Of course a miserablist like Noah Berlatsky hates this movie, calling it “[A]n execrable fantasy about male impunity which blithely fridges its one realized female character and thinks it's funny when its hero beats a disabled man and steals his money… it’s supposed to be edgy, but how edgy is it to insist that white men obsessed with their own dicks are brilliant and should be cheered on no matter what atrocities they commit.” Slow down, buster. Who said Moondog is brilliant or admirable? Must we condone the actions of protagonists to enjoy them? Pushing unsuspecting people into pools is funny. Robbery, recklessness, assault and battery are funny—at the movies. Would any of you hesitate in calling the cops on a Moondog in the real world?
To quote Berlatsky (lecturing me about The Searchers), “We’re eager to make art conform to our own ideology.” Berlatsky is too busy keeping count of who’s disabled and who’s marginalized and who’s not as The Beach Bum zips along leaving no demographic unscarred. But remember, this is all in good fun. Korine is freer and more focused than ever, and he’s finally embraced silliness and slapstick on their own and for their own sake without any of the dour and leaden stretches of leering at cripples and poor white trash that clog Gummo and Julien Donkey-Boy. To call The Beach Bum "just another story about a brilliant white guy asshole that we're supposed to admire both for the brilliance and for the assholery" is giving it a lot more than it deserves.

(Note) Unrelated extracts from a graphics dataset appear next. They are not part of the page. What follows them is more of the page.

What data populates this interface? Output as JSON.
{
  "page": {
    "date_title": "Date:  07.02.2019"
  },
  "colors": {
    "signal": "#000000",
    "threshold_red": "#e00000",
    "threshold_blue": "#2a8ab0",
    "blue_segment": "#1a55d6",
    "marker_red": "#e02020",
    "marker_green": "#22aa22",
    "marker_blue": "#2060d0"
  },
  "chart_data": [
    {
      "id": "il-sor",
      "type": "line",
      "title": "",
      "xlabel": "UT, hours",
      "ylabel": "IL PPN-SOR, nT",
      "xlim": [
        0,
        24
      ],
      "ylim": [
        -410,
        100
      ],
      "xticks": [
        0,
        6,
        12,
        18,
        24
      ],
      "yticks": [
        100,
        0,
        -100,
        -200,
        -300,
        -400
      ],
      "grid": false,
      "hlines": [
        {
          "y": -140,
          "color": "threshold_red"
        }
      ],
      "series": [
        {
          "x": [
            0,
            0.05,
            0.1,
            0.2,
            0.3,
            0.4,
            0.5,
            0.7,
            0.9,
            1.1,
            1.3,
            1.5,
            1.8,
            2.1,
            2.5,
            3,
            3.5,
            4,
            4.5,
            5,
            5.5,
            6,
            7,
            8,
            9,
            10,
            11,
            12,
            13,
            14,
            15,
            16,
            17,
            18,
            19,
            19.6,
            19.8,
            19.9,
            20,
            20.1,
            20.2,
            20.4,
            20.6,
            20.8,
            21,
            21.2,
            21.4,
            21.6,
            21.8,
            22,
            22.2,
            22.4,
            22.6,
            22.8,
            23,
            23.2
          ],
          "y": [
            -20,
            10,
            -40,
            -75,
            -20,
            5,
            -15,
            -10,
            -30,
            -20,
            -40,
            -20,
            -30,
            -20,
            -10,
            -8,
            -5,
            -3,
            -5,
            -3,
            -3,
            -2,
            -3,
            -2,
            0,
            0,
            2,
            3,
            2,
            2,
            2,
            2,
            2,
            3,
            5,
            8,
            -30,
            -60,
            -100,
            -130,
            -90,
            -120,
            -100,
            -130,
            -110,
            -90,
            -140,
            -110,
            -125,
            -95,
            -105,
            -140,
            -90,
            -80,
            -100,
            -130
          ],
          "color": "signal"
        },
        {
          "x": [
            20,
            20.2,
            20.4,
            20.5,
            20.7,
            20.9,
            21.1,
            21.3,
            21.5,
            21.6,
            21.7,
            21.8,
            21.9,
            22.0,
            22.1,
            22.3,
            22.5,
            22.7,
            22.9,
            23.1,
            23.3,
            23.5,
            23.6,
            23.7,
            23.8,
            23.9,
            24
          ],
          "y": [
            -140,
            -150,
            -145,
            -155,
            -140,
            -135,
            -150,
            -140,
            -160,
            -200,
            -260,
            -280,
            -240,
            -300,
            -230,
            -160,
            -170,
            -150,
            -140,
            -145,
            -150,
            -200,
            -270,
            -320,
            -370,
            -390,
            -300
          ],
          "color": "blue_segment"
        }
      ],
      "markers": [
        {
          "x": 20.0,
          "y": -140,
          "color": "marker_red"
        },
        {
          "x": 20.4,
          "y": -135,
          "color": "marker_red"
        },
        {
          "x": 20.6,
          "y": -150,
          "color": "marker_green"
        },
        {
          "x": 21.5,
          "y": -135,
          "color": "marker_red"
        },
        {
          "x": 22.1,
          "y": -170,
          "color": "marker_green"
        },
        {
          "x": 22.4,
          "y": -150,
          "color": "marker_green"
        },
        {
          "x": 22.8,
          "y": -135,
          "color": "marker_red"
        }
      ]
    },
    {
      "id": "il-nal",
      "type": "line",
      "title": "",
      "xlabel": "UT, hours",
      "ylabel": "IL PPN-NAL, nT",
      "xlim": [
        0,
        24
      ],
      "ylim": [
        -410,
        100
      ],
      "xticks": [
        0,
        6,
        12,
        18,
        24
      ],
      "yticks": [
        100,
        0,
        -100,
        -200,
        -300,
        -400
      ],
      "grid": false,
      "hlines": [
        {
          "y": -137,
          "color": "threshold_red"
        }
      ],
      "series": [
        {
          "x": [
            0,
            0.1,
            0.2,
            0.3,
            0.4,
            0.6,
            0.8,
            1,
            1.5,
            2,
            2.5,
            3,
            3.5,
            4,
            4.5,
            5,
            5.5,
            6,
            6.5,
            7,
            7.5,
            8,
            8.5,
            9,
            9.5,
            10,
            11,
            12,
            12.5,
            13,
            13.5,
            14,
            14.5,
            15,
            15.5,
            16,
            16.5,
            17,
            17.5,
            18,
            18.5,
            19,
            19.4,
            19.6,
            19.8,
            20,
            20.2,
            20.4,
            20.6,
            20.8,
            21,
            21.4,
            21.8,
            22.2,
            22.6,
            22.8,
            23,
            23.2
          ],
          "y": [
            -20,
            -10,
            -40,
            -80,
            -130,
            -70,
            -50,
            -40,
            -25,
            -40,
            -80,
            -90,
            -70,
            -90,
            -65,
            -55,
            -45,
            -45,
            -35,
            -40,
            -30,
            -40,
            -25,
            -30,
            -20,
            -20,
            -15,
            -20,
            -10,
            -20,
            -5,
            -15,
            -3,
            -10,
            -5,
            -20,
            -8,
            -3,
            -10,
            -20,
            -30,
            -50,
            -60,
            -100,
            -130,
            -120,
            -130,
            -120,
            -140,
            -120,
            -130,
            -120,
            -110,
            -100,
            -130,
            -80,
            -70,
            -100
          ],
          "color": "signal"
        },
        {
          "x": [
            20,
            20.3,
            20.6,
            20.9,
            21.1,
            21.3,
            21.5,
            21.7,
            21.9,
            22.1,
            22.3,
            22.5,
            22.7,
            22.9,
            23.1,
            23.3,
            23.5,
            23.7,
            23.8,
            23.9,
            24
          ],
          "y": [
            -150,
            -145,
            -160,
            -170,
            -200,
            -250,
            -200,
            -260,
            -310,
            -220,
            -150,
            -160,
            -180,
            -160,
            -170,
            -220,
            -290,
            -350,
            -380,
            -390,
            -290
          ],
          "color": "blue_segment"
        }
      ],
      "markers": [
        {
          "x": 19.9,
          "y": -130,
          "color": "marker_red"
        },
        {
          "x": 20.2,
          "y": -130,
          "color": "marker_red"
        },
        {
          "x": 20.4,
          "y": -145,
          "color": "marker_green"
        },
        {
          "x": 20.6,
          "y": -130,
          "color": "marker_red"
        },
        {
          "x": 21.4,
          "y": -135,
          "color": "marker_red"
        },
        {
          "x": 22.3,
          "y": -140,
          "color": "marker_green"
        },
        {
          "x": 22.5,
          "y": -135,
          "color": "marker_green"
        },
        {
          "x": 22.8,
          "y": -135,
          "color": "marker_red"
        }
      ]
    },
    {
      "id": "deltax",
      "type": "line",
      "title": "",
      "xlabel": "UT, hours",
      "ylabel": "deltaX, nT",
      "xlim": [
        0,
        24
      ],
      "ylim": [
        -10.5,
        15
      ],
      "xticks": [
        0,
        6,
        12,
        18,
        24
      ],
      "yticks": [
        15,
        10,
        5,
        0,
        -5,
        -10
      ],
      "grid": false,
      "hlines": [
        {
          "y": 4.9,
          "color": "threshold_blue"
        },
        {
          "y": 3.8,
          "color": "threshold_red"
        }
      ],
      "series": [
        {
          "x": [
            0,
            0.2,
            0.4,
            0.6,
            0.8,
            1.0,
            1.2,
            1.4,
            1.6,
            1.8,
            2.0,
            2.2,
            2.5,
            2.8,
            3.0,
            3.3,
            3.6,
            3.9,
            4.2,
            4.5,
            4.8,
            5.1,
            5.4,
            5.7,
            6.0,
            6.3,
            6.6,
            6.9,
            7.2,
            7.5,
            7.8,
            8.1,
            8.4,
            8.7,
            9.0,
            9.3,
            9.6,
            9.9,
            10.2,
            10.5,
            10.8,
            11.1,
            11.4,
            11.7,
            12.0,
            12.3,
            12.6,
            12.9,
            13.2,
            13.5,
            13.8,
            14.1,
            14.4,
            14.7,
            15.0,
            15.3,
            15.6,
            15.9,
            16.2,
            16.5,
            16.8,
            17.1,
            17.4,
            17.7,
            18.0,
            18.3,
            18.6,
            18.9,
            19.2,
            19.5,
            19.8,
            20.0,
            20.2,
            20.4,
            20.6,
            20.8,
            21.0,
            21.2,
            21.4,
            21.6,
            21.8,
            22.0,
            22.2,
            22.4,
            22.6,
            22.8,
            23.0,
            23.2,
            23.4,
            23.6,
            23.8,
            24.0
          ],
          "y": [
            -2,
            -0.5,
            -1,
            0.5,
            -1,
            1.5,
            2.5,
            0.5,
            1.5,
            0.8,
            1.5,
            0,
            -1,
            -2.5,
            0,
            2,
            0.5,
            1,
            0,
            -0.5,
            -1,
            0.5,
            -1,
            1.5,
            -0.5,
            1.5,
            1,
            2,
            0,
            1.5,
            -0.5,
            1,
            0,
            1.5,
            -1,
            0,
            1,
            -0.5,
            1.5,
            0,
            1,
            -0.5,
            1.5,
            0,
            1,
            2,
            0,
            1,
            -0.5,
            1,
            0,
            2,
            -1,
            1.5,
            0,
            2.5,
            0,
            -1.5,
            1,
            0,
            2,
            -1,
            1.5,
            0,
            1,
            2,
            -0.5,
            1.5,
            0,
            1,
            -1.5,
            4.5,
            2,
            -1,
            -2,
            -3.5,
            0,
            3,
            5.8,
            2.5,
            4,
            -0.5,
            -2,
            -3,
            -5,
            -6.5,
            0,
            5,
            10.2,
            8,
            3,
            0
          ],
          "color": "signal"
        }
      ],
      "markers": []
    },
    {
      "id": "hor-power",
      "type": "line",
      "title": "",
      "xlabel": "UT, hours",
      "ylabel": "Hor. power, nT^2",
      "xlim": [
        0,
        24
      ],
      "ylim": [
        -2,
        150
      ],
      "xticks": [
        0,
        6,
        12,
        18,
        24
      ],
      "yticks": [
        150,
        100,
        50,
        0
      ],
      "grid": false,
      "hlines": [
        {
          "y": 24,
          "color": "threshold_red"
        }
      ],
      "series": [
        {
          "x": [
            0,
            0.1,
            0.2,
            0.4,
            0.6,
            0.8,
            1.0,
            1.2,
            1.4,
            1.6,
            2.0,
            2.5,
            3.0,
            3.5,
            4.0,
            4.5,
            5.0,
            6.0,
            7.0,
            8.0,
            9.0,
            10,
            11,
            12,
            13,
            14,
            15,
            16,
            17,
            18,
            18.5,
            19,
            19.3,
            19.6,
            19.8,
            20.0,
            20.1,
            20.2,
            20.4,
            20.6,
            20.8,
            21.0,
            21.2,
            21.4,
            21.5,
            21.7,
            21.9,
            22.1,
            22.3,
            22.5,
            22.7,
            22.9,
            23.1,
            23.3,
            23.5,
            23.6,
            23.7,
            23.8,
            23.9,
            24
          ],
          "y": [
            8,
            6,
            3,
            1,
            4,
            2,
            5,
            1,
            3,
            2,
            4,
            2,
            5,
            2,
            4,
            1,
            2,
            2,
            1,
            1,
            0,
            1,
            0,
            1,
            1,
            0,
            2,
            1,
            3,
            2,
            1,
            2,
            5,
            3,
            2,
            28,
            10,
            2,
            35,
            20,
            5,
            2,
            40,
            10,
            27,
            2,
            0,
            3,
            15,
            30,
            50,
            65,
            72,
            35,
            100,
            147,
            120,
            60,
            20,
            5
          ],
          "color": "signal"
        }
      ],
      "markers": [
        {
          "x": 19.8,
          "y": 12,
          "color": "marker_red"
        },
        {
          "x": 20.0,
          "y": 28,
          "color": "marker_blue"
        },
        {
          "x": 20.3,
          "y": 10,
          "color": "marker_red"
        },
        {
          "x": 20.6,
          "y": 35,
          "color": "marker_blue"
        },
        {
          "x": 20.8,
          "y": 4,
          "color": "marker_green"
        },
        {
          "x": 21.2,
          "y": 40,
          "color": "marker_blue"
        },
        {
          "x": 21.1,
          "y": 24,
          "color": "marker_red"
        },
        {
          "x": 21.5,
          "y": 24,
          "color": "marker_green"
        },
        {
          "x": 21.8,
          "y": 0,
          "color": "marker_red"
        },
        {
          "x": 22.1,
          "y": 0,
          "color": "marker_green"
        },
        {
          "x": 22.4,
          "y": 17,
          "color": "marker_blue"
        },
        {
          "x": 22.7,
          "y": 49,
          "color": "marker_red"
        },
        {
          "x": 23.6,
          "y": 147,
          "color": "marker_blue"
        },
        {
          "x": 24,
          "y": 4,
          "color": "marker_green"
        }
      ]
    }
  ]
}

Berlatsky shows his hand (and palms) here: "It's impossible to watch the flagrantly repulsive Moondog grope everything within reach without thinking about #MeToo and the forgive-them-because-they-make-brilliant-art attitude which made Harvey Weinstein and R. Kelly possible." Speak for yourself, sir! Systemic rape and abuse in Hollywood are not on my mind when watching an escapist fantasy like The Beach Bum, nor do I see bombs over Sarajevo or Iraq when watching a James Bond movie. The "bubbly carnality" of Isla Fisher aside, Berlatsky's pathological parsing of the sexual acts seen onscreen is so tedious and disingenuous, analyzing the merits of this movie as if it were anything other than cotton candy. Anybody with half a brain knows that a real life Moondog would be a disaster—this is why we have cinema. But we can't all have fun.
Berlatsky’s pan in The Chicago Reader is just as much of a polemic as mine, and I’m not surprised he hates it. But it doesn’t worry me a bit. The Beach Bum is gleeful and celebratory, a liberating film of little weight that has a lot to give—if you’re in a good mood.
Follow Nicky Smith on Twitter: @nickyotissmith
Excellent review, Nicky. Moreover, you've captured the essence of that hectoring enemy of all joy on this earth, Noah Berlatsky, for whom watching a movie is merely a dour exercise in identifying power differentials and instances of "fascism."